Sports Injury – Prevention Is The Best Cure
October, 2007
As I started to write this article, a doubt crept into my mind. Perhaps I am preaching to an audience already converted to the concept of injury prevention. In some respects this may be true, as a simple Google search under ‘sports injury prevention’ yielded some sixteen million results. It’s a lot, yes, but when you compare it to seventy-nine million results under ‘sports injury’ and over ninety-three million for ‘sports medicine’, it’s easy to see where the emphasis is. Seemingly most – if not all – sports injury prevention focuses primarily and quite sensibly on areas of training. These include using the right shoe, building in rest days, strength training, warm up and down and so on. Other specialist areas might focus on the health and safety aspects of a sport, particularly in contact sports.

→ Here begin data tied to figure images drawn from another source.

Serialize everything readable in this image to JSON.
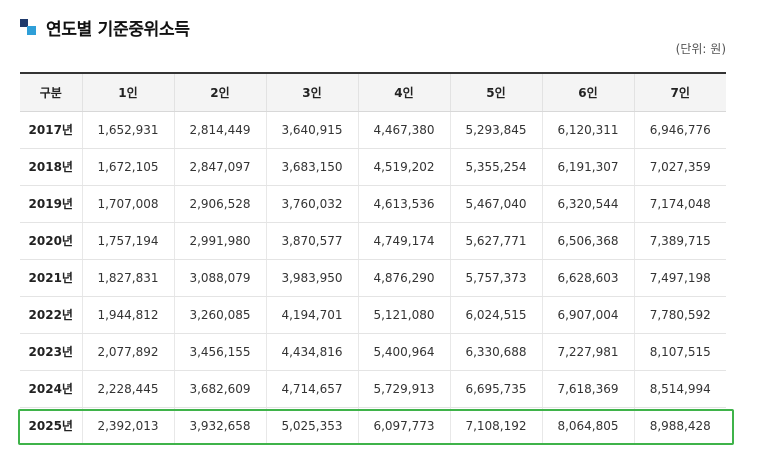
{
  "title": "연도별 기준중위소득",
  "unit": "(단위: 원)",
  "table": {
    "headers": [
      "구분",
      "1인",
      "2인",
      "3인",
      "4인",
      "5인",
      "6인",
      "7인"
    ],
    "rows": [
      [
        "2017년",
        "1,652,931",
        "2,814,449",
        "3,640,915",
        "4,467,380",
        "5,293,845",
        "6,120,311",
        "6,946,776"
      ],
      [
        "2018년",
        "1,672,105",
        "2,847,097",
        "3,683,150",
        "4,519,202",
        "5,355,254",
        "6,191,307",
        "7,027,359"
      ],
      [
        "2019년",
        "1,707,008",
        "2,906,528",
        "3,760,032",
        "4,613,536",
        "5,467,040",
        "6,320,544",
        "7,174,048"
      ],
      [
        "2020년",
        "1,757,194",
        "2,991,980",
        "3,870,577",
        "4,749,174",
        "5,627,771",
        "6,506,368",
        "7,389,715"
      ],
      [
        "2021년",
        "1,827,831",
        "3,088,079",
        "3,983,950",
        "4,876,290",
        "5,757,373",
        "6,628,603",
        "7,497,198"
      ],
      [
        "2022년",
        "1,944,812",
        "3,260,085",
        "4,194,701",
        "5,121,080",
        "6,024,515",
        "6,907,004",
        "7,780,592"
      ],
      [
        "2023년",
        "2,077,892",
        "3,456,155",
        "4,434,816",
        "5,400,964",
        "6,330,688",
        "7,227,981",
        "8,107,515"
      ],
      [
        "2024년",
        "2,228,445",
        "3,682,609",
        "4,714,657",
        "5,729,913",
        "6,695,735",
        "7,618,369",
        "8,514,994"
      ],
      [
        "2025년",
        "2,392,013",
        "3,932,658",
        "5,025,353",
        "6,097,773",
        "7,108,192",
        "8,064,805",
        "8,988,428"
      ]
    ],
    "highlighted_row": "2025년",
    "highlight_color": "#3fb34a"
  },
  "colors": {
    "title_mark_dark": "#1f3a6b",
    "title_mark_light": "#2f9fd8",
    "header_bg": "#f4f4f4"
  }
}
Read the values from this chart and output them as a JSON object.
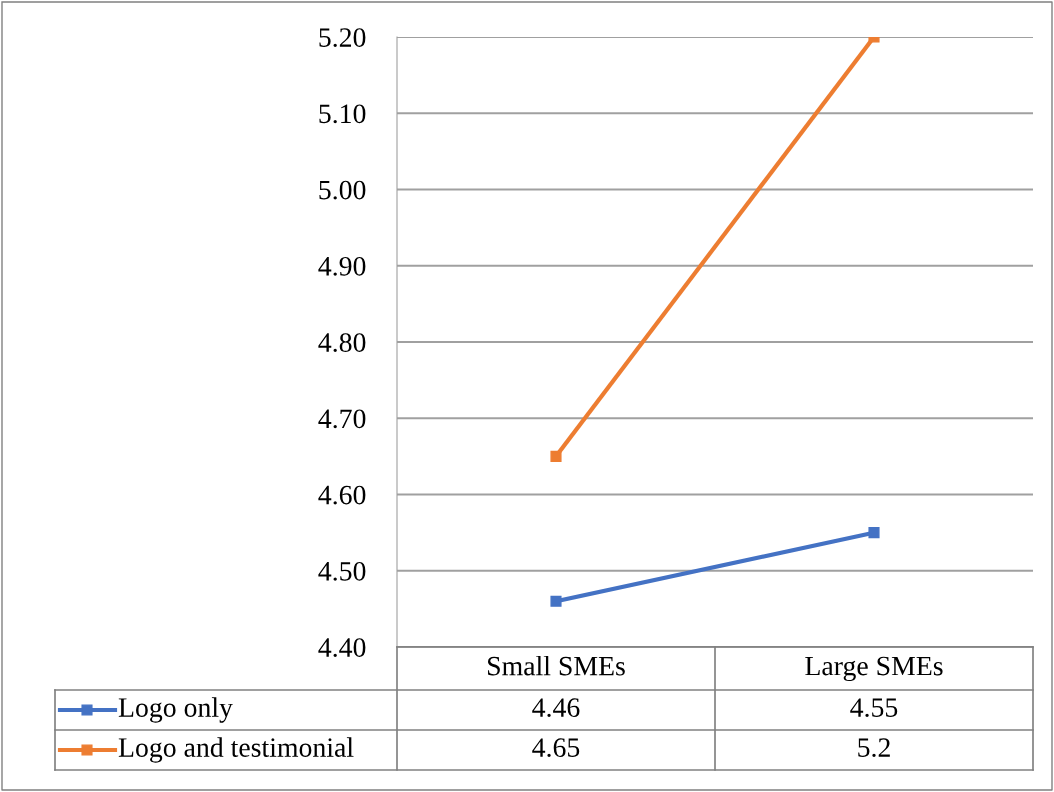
{
  "chart_data": {
    "type": "line",
    "categories": [
      "Small SMEs",
      "Large SMEs"
    ],
    "series": [
      {
        "name": "Logo only",
        "color": "#4472c4",
        "values": [
          4.46,
          4.55
        ]
      },
      {
        "name": "Logo and testimonial",
        "color": "#ed7d31",
        "values": [
          4.65,
          5.2
        ]
      }
    ],
    "ylim": [
      4.4,
      5.2
    ],
    "yticks": [
      {
        "value": 4.4,
        "label": "4.40"
      },
      {
        "value": 4.5,
        "label": "4.50"
      },
      {
        "value": 4.6,
        "label": "4.60"
      },
      {
        "value": 4.7,
        "label": "4.70"
      },
      {
        "value": 4.8,
        "label": "4.80"
      },
      {
        "value": 4.9,
        "label": "4.90"
      },
      {
        "value": 5.0,
        "label": "5.00"
      },
      {
        "value": 5.1,
        "label": "5.10"
      },
      {
        "value": 5.2,
        "label": "5.20"
      }
    ],
    "grid": "y",
    "marker": "square",
    "line_style": "solid",
    "legend": "bottom",
    "data_labels": true
  }
}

Yet there is seemingly little or no focus on the role of the therapist in what I like to refer to as ‘pre-management’ of sporting injuries. This seems to me to be a missed opportunity and reduces the role of the sports therapist to that of fire fighter, being employed in emergencies and not generally considered as part of the global fitness regime of the athlete. Considering that only 50 percent of sports injuries are in new areas, it means that a good number of clients present with problems that were never fully resolved at the time of the original injury (Archives of Internal Medicine, vol. 149(11), pp. 2561-2564, 1989). It also means that many athletes are leaving themselves at risk of further injury and training lay-offs. There is a point at which an injured athlete is a sign of failure and bad management. John Smith plays five a side on a Sunday. He has poor flexibility levels, drinks too much and doesn’t take any other exercise during the week before throwing himself at a ball for two hours once a week. We can be safe in the knowledge that before long, John is going to land on our doorstep for his back/hamstrings/knees to be fixed up: a scenario with which we are all too familiar.
However, even the elite athlete can be the subject of poor management and lack of therapeutic care. This can be in several areas, all of which build up to create and perpetuate problems:
■ Improper handling of original injury. Rushed or inappropriate treatment. The treatment is localised to the injury site.
■ The injury is treated too often with no treatment recovery time built in.
■ The athlete is returned to training and competition too soon with insufficient rehab and specific post injury training.
■ Lack of a culture of ongoing preventative care.
■ Athlete/coach too focused on results and not focused on fitness and flexibility levels and injury prevention. These are all issues which pervade the highest level of sport in the UK and which can create a culture where injury is equated to failure on the part of the athlete and where, therefore, an athlete may not even mention an injury to the practitioner. Although many elite athletes will have access to generalised sports massage on a regular basis, the treatment of specific risk areas relating to their sport or history is very rare. A programme whereby the athlete is treated like a formula one racing car is needed. In these environments, the car is designed, cared for and tuned on a constant basis and it would ill behove any racing team to wait until the car breaks down before any maintenance work is carried out.
This is where a therapy more recently arrived in the UK is trying to change hearts and minds. The Bowen Technique has been taught in the UK only since 1993, yet is already making a big impact across the field of physical therapy. It has become exceedingly popular with chartered physiotherapists, existing complementary therapists and some sports injury technicians. Simple to learn and practise, it can be applied regularly to a large number of people (in a team environment for instance) with no disruption to existing training or treatment. The main reason for its increasing popularity is the speed with which clients respond.
A standard soft tissue injury that might typically take ten days to two weeks to heal can often be addressed in half that time using The Bowen Technique. Bowen has a particular fondness for acute injuries and the normal waiting period to allow for inflammation to decrease is eliminated with Bowen. The technique itself is simple in its approach and application and involves the rolling of skin and superficial fascia over deep fascia and muscle with thumbs and fingers. In between each set of moves there is a short pause, where the therapist ideally leaves the room, allowing the client to rest, before the next short set of moves is applied.
The pressure used is relatively light and gentle and a long way from the deep pressure associated with the work of many sports therapists. A side effect of this is the ease on the therapists themselves, who find they can treat more clients and attain better results while experiencing little or no fatigue themselves in the process.